We log into the controller and see which organizations are listed in it and store the list in a variable organizations. With the list of the configured organizations we are going to perform the following task:
- name: Template the gitlab-ci.yml for all organizations
ansible.builtin.template:
src: gitlab-ci.yml_org.yml.j2
dest: "/tmp/{{ aap_project_name }}/.gitlab-ci.yml"
mode: '0644'
- name: Push the updated GitLab repository
ansible.builtin.shell: |
git config --global user.name "{{ gitlab_user }}"
git config --global user.email "{{ gitlab_user }}@example.com"
git add --all
git commit -m 'initial config'
git -c http.sslVerify=false push origin "{{ gitlab_env_branch }}"
args:
chdir: "/tmp/{{ aap_project_name }}"
changed_when: false
With the list and the template, we create a new pipeline file in the repository and push it to gitlab. This will be used to build the new pipeline.
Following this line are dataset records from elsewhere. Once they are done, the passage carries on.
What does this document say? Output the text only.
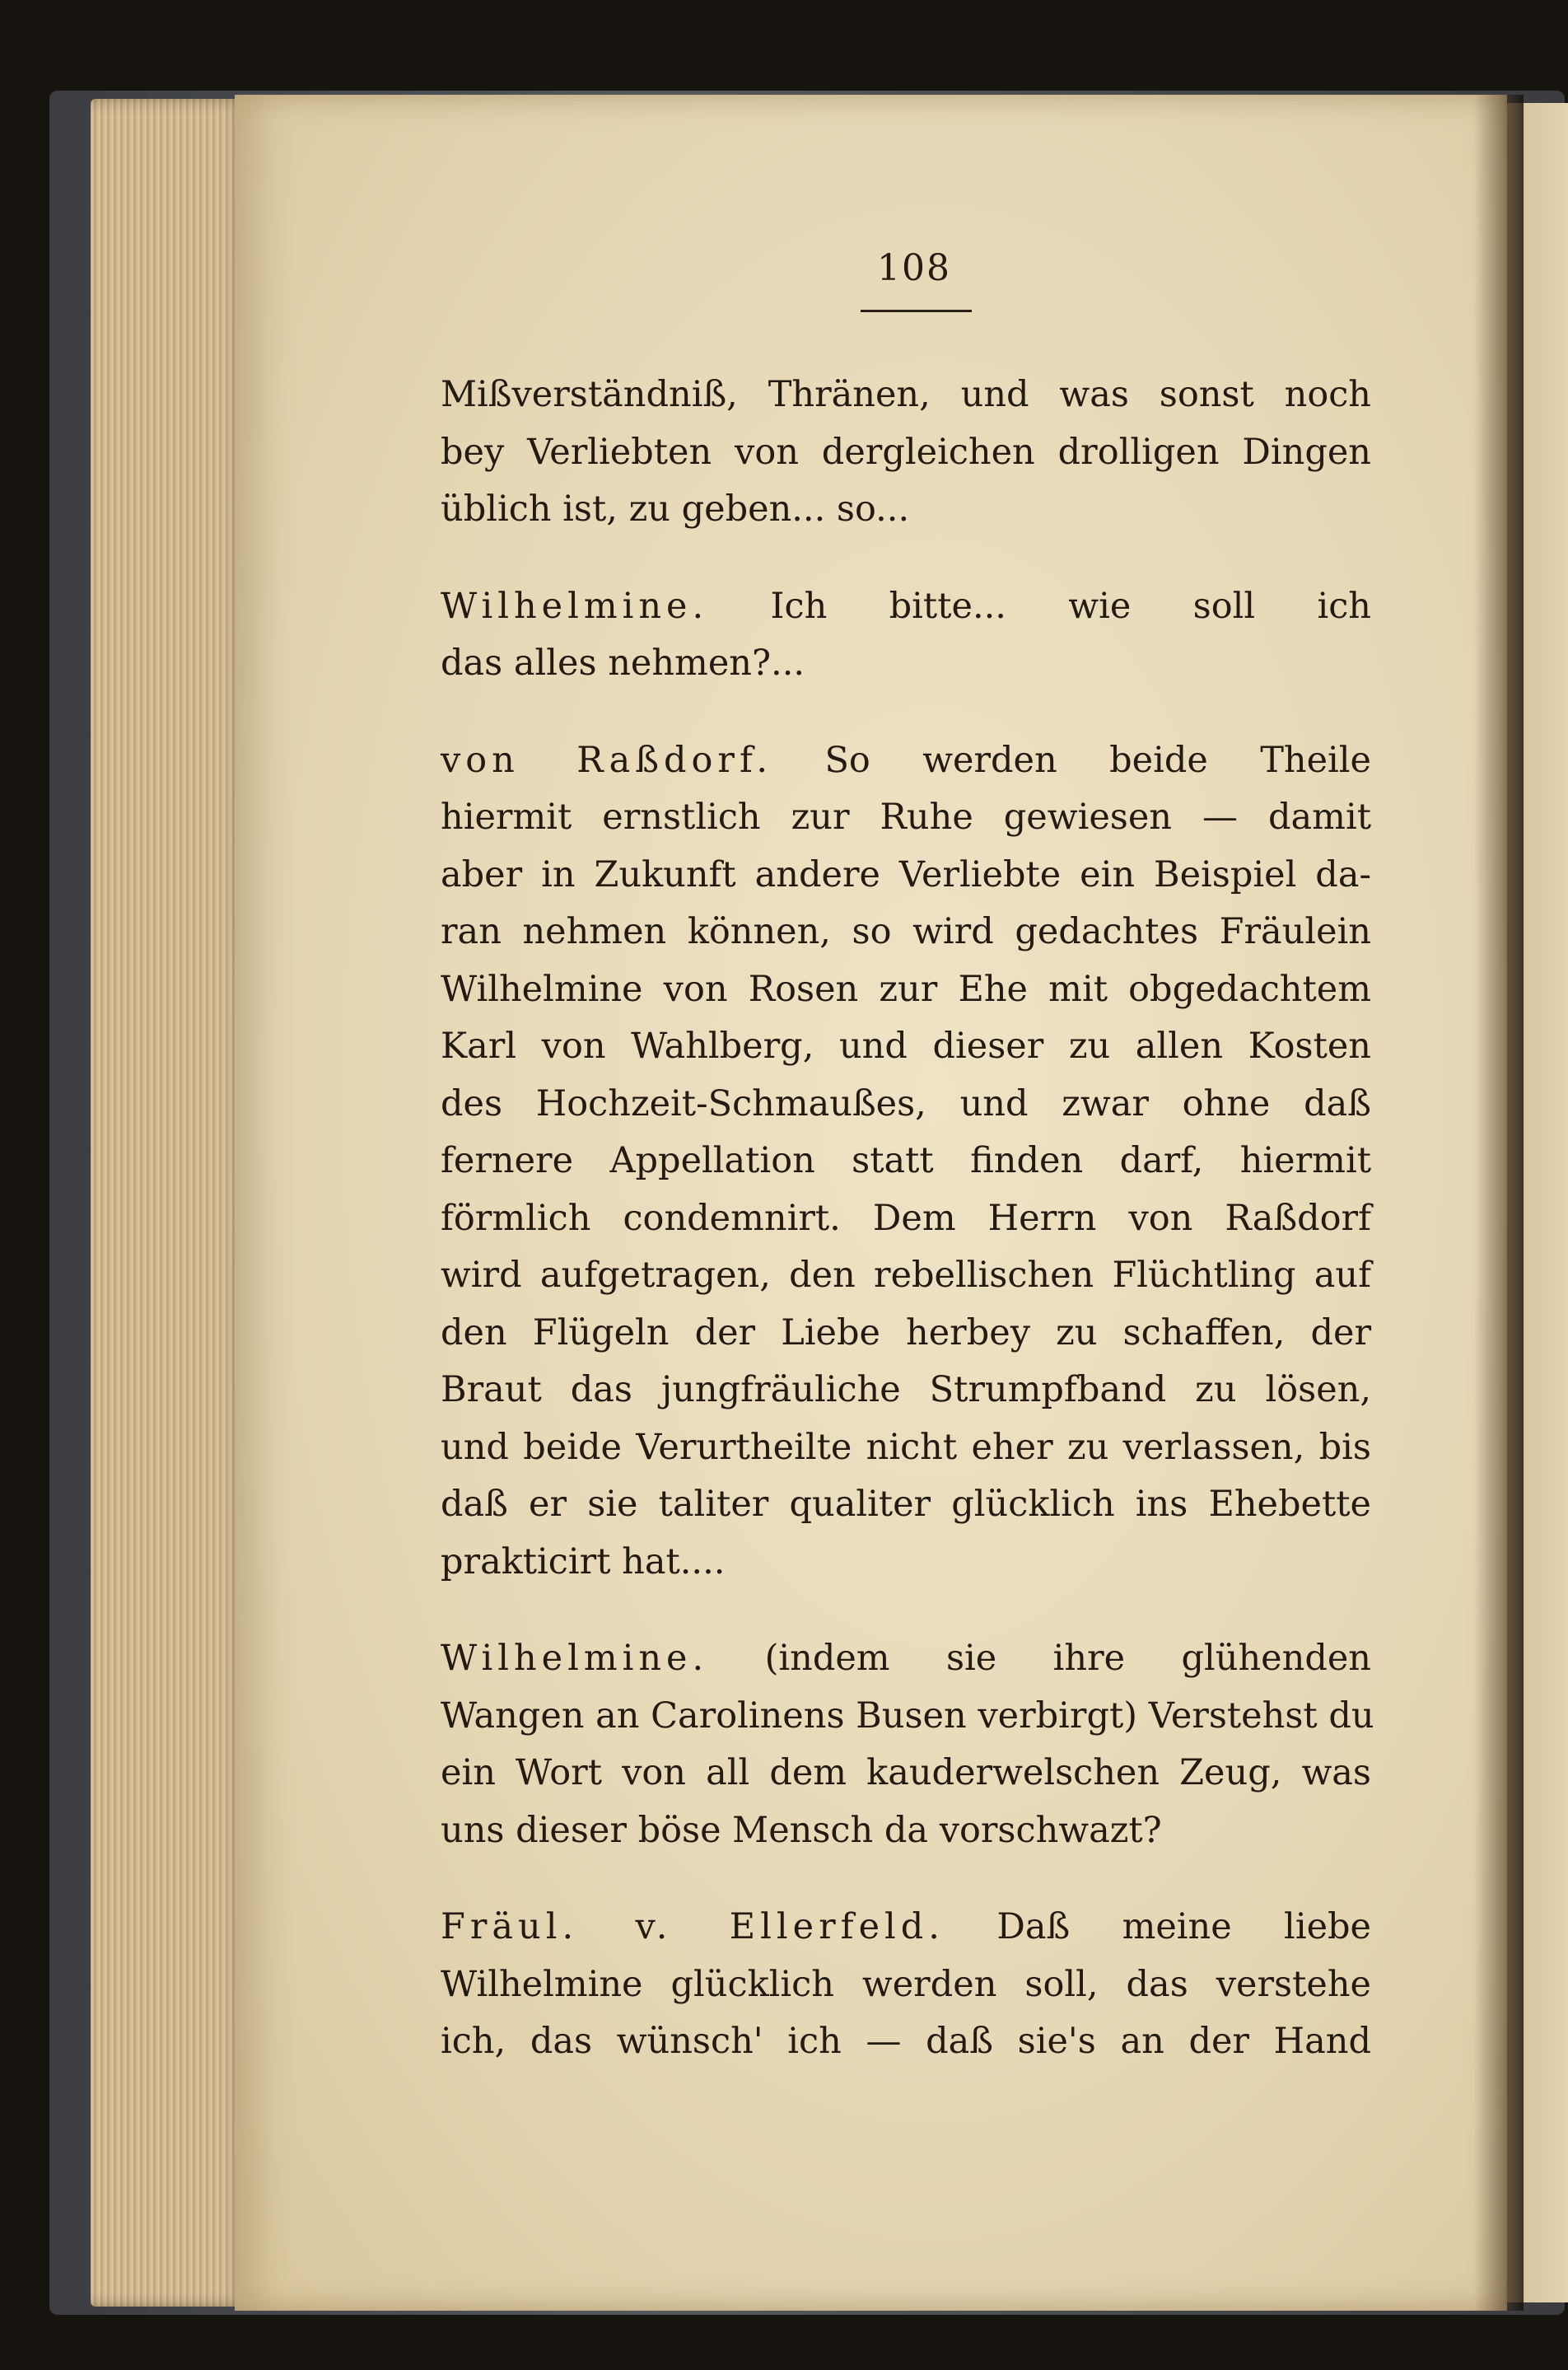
108
Mißverständniß, Thränen, und was sonst noch
bey Verliebten von dergleichen drolligen Dingen
üblich ist, zu geben... so...
Wilhelmine. Ich bitte... wie soll ich
das alles nehmen?...
von Raßdorf. So werden beide Theile
hiermit ernstlich zur Ruhe gewiesen — damit
aber in Zukunft andere Verliebte ein Beispiel da-
ran nehmen können, so wird gedachtes Fräulein
Wilhelmine von Rosen zur Ehe mit obgedachtem
Karl von Wahlberg, und dieser zu allen Kosten
des Hochzeit-Schmaußes, und zwar ohne daß
fernere Appellation statt finden darf, hiermit
förmlich condemnirt. Dem Herrn von Raßdorf
wird aufgetragen, den rebellischen Flüchtling auf
den Flügeln der Liebe herbey zu schaffen, der
Braut das jungfräuliche Strumpfband zu lösen,
und beide Verurtheilte nicht eher zu verlassen, bis
daß er sie taliter qualiter glücklich ins Ehebette
prakticirt hat....
Wilhelmine. (indem sie ihre glühenden
Wangen an Carolinens Busen verbirgt) Verstehst du
ein Wort von all dem kauderwelschen Zeug, was
uns dieser böse Mensch da vorschwazt?
Fräul. v. Ellerfeld. Daß meine liebe
Wilhelmine glücklich werden soll, das verstehe
ich, das wünsch' ich — daß sie's an der Hand
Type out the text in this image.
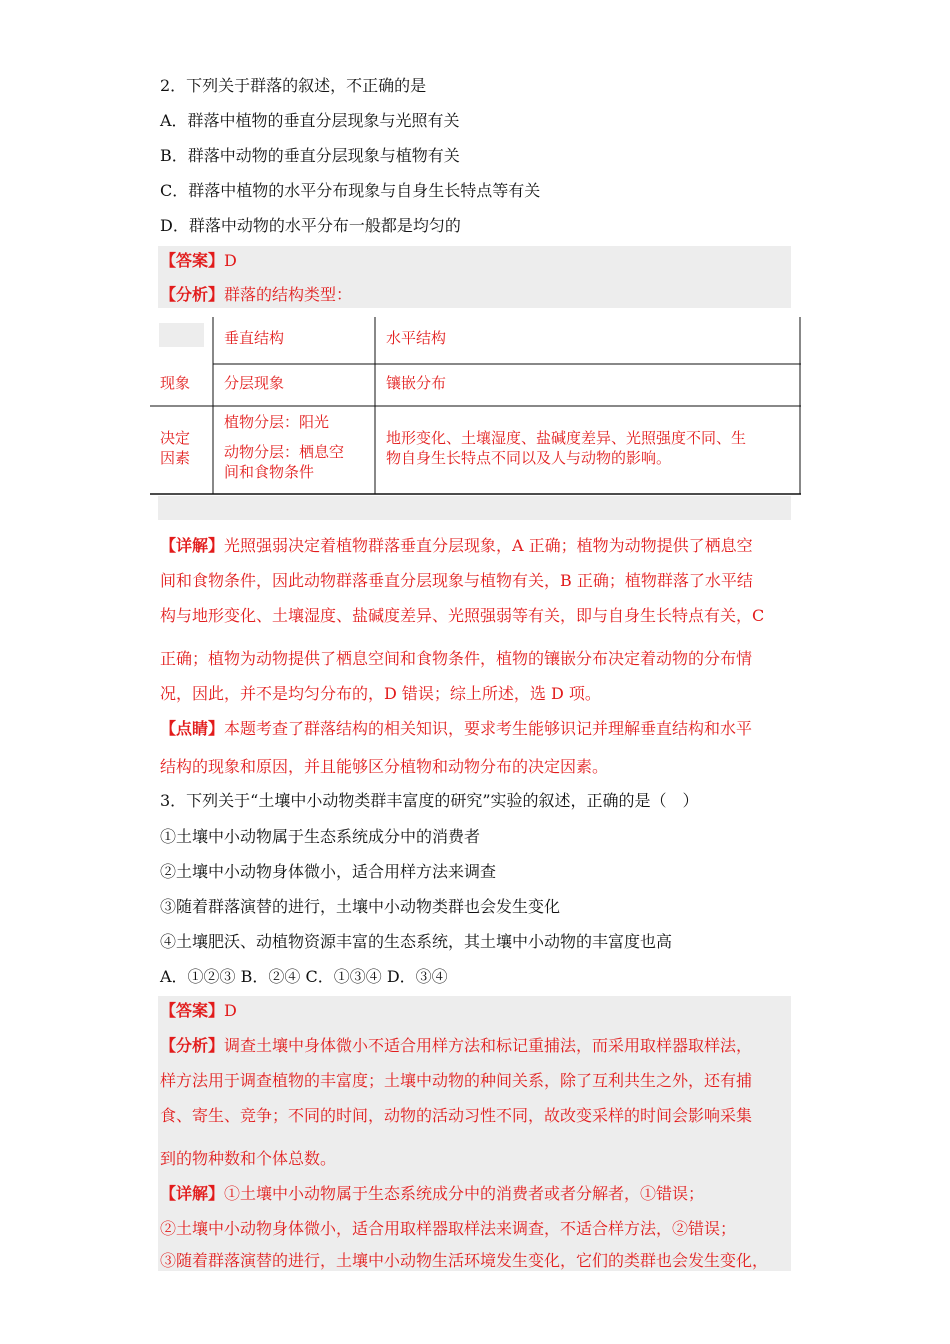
2．下列关于群落的叙述，不正确的是
A．群落中植物的垂直分层现象与光照有关
B．群落中动物的垂直分层现象与植物有关
C．群落中植物的水平分布现象与自身生长特点等有关
D．群落中动物的水平分布一般都是均匀的
【答案】D
【分析】群落的结构类型：
垂直结构	水平结构
现象 分层现象	镶嵌分布
决定
因素
植物分层：阳光
动物分层：栖息空
间和食物条件
地形变化、土壤湿度、盐碱度差异、光照强度不同、生
物自身生长特点不同以及人与动物的影响。
【详解】光照强弱决定着植物群落垂直分层现象，A 正确；植物为动物提供了栖息空
间和食物条件，因此动物群落垂直分层现象与植物有关，B 正确；植物群落了水平结
构与地形变化、土壤湿度、盐碱度差异、光照强弱等有关，即与自身生长特点有关，C
正确；植物为动物提供了栖息空间和食物条件，植物的镶嵌分布决定着动物的分布情
况，因此，并不是均匀分布的，D 错误；综上所述，选 D 项。
【点睛】本题考查了群落结构的相关知识，要求考生能够识记并理解垂直结构和水平
结构的现象和原因，并且能够区分植物和动物分布的决定因素。
3．下列关于“土壤中小动物类群丰富度的研究”实验的叙述，正确的是（　）
①土壤中小动物属于生态系统成分中的消费者
②土壤中小动物身体微小，适合用样方法来调查
③随着群落演替的进行，土壤中小动物类群也会发生变化
④土壤肥沃、动植物资源丰富的生态系统，其土壤中小动物的丰富度也高
A．①②③ B．②④ C．①③④ D．③④
【答案】D
【分析】调查土壤中身体微小不适合用样方法和标记重捕法，而采用取样器取样法，
样方法用于调查植物的丰富度；土壤中动物的种间关系，除了互利共生之外，还有捕
食、寄生、竞争；不同的时间，动物的活动习性不同，故改变采样的时间会影响采集
到的物种数和个体总数。
【详解】①土壤中小动物属于生态系统成分中的消费者或者分解者，①错误；
②土壤中小动物身体微小，适合用取样器取样法来调查，不适合样方法，②错误；
③随着群落演替的进行，土壤中小动物生活环境发生变化，它们的类群也会发生变化，
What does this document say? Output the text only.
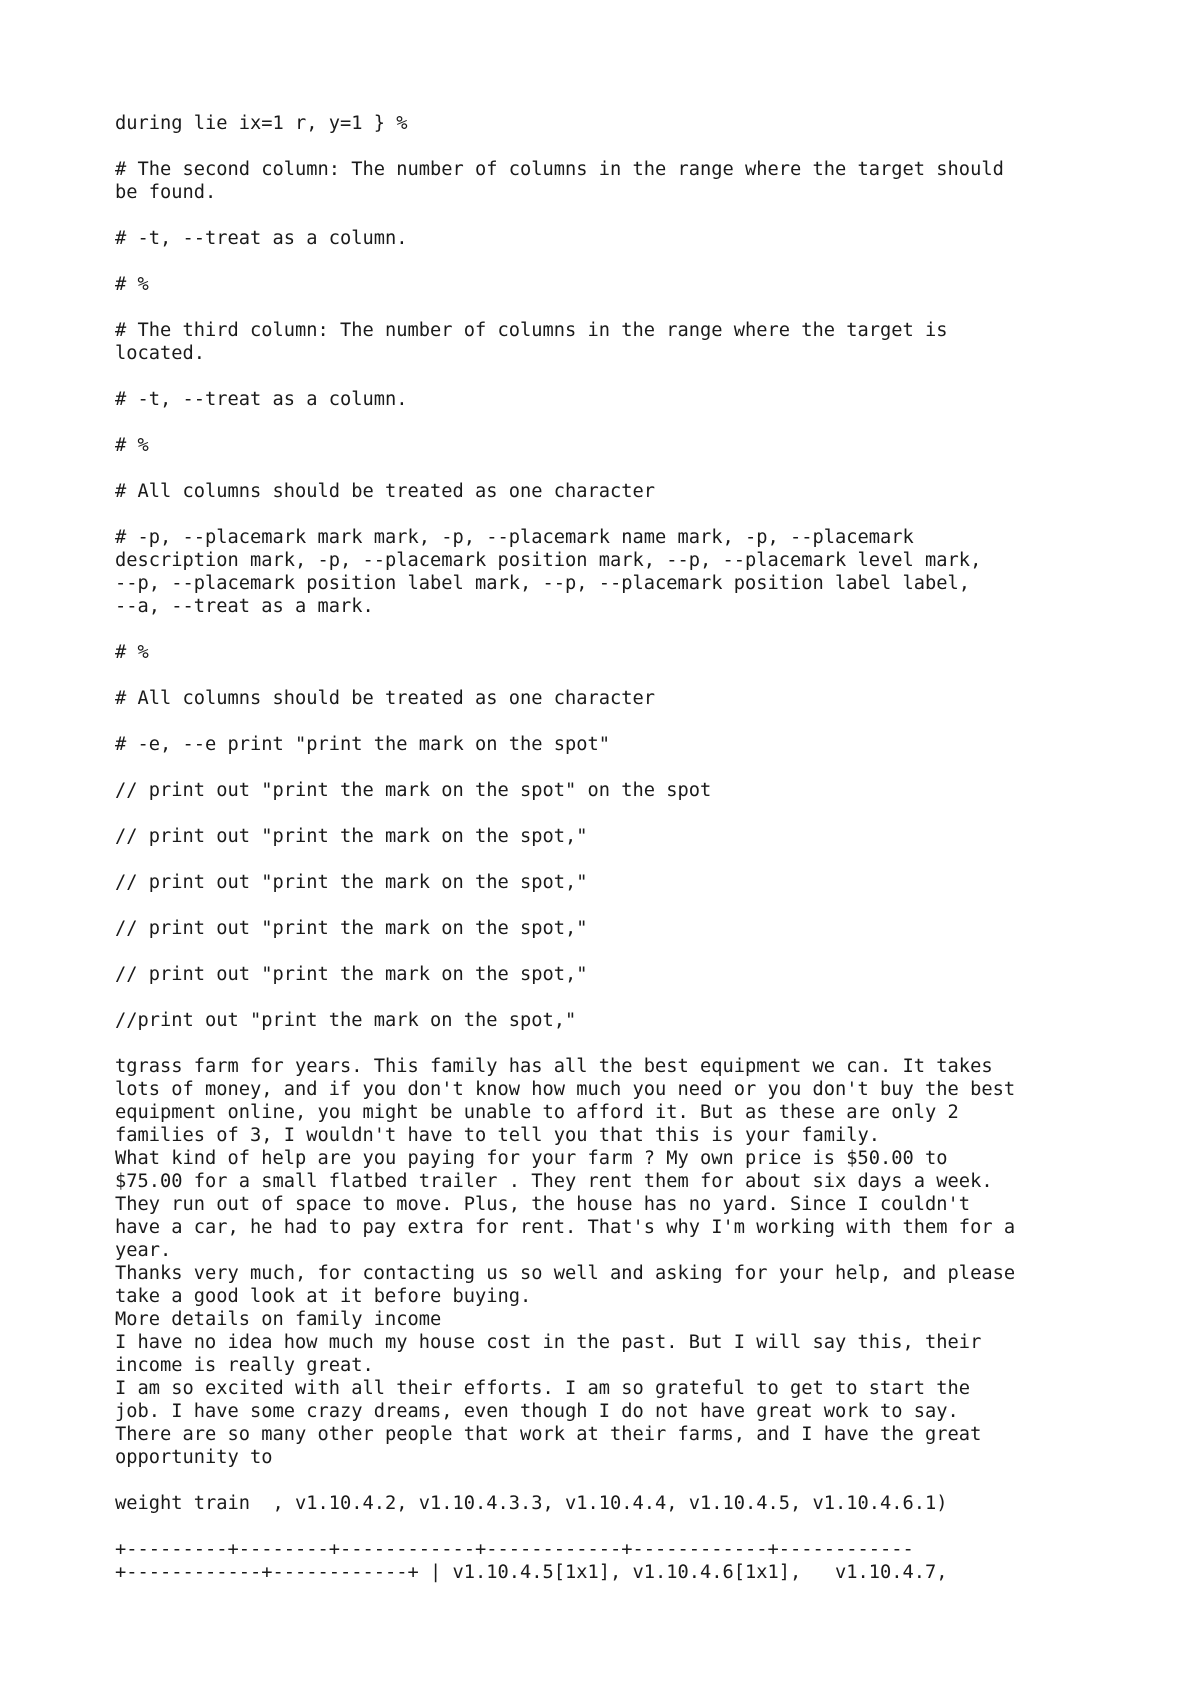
during lie ix=1 r, y=1 } %
# The second column: The number of columns in the range where the target should
be found.
# -t, --treat as a column.
# %
# The third column: The number of columns in the range where the target is
located.
# -t, --treat as a column.
# %
# All columns should be treated as one character
# -p, --placemark mark mark, -p, --placemark name mark, -p, --placemark
description mark, -p, --placemark position mark, --p, --placemark level mark,
--p, --placemark position label mark, --p, --placemark position label label,
--a, --treat as a mark.
# %
# All columns should be treated as one character
# -e, --e print "print the mark on the spot"
// print out "print the mark on the spot" on the spot
// print out "print the mark on the spot,"
// print out "print the mark on the spot,"
// print out "print the mark on the spot,"
// print out "print the mark on the spot,"
//print out "print the mark on the spot,"
tgrass farm for years. This family has all the best equipment we can. It takes
lots of money, and if you don't know how much you need or you don't buy the best
equipment online, you might be unable to afford it. But as these are only 2
families of 3, I wouldn't have to tell you that this is your family.
What kind of help are you paying for your farm ? My own price is $50.00 to
$75.00 for a small flatbed trailer . They rent them for about six days a week.
They run out of space to move. Plus, the house has no yard. Since I couldn't
have a car, he had to pay extra for rent. That's why I'm working with them for a
year.
Thanks very much, for contacting us so well and asking for your help, and please
take a good look at it before buying.
More details on family income
I have no idea how much my house cost in the past. But I will say this, their
income is really great.
I am so excited with all their efforts. I am so grateful to get to start the
job. I have some crazy dreams, even though I do not have great work to say.
There are so many other people that work at their farms, and I have the great
opportunity to
weight train  , v1.10.4.2, v1.10.4.3.3, v1.10.4.4, v1.10.4.5, v1.10.4.6.1)
+---------+--------+------------+------------+------------+------------
+------------+------------+ | v1.10.4.5[1x1], v1.10.4.6[1x1],   v1.10.4.7,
- name: Delete the tempory directory
ansible.builtin.file:
path: /tmp/{{ aap_project_name }}
state: absent
- name: Sleep for 10 sec
ansible.builtin.pause:
seconds: 10
We'll remove the temporary clone from the repository locally and wait a little longer before continuing, to give gitlab time to initialize and launch the pipeline.
- name: GitLab Post | Obtain Access Token
ansible.builtin.uri:
url: "{{ gitlab_protocol }}{{ gitlab_url }}oauth/token"
method: POST
validate_certs: false
body_format: json
headers:
Content-Type: application/json
body: >
{
"grant_type": "password",
"username": "{{ gitlab_user }}",
"password": "{{ gitlab_password }}"
}
register: gitlab_access_token
- name: Store the token in var
ansible.builtin.set_fact:
token: "{{ gitlab_access_token.json.access_token }}"
- name: Check the pipeline until it has run
ansible.builtin.uri:
url: "{{ gitlab_protocol }}{{ gitlab_url }}api/v4/projects/{{ gitlab_group }}%2F{{ aap_project_name }}/pipelines"
validate_certs: false
headers:
Authorization: "Bearer {{ token }}"
register: _jobs_list
until: _jobs_list.json[0].status == "success"
retries: 120
delay: 20
We regularly wait and check the pipeline to see if it is already in the correct state, if it returns success, everything has gone well and the configuration will have been reset for all organizations.
- name: "Delete GitLab Project in group {{ gitlab_group }}"
community.general.gitlab_project:
api_url: "{{ gitlab_protocol }}{{ gitlab_url }}"
validate_certs: true
api_username: "{{ gitlab_user }}"
api_password: "{{ gitlab_password }}"
name: "{{ aap_project_name }}"
group: "{{ gitlab_group }}"
default_branch: "{{ gitlab_env_branch }}"
shared_runners_enabled: true
initialize_with_readme: true
state: absent
Again, we delete the temporary repository if everything went well. This is how we leave everything clean behind us.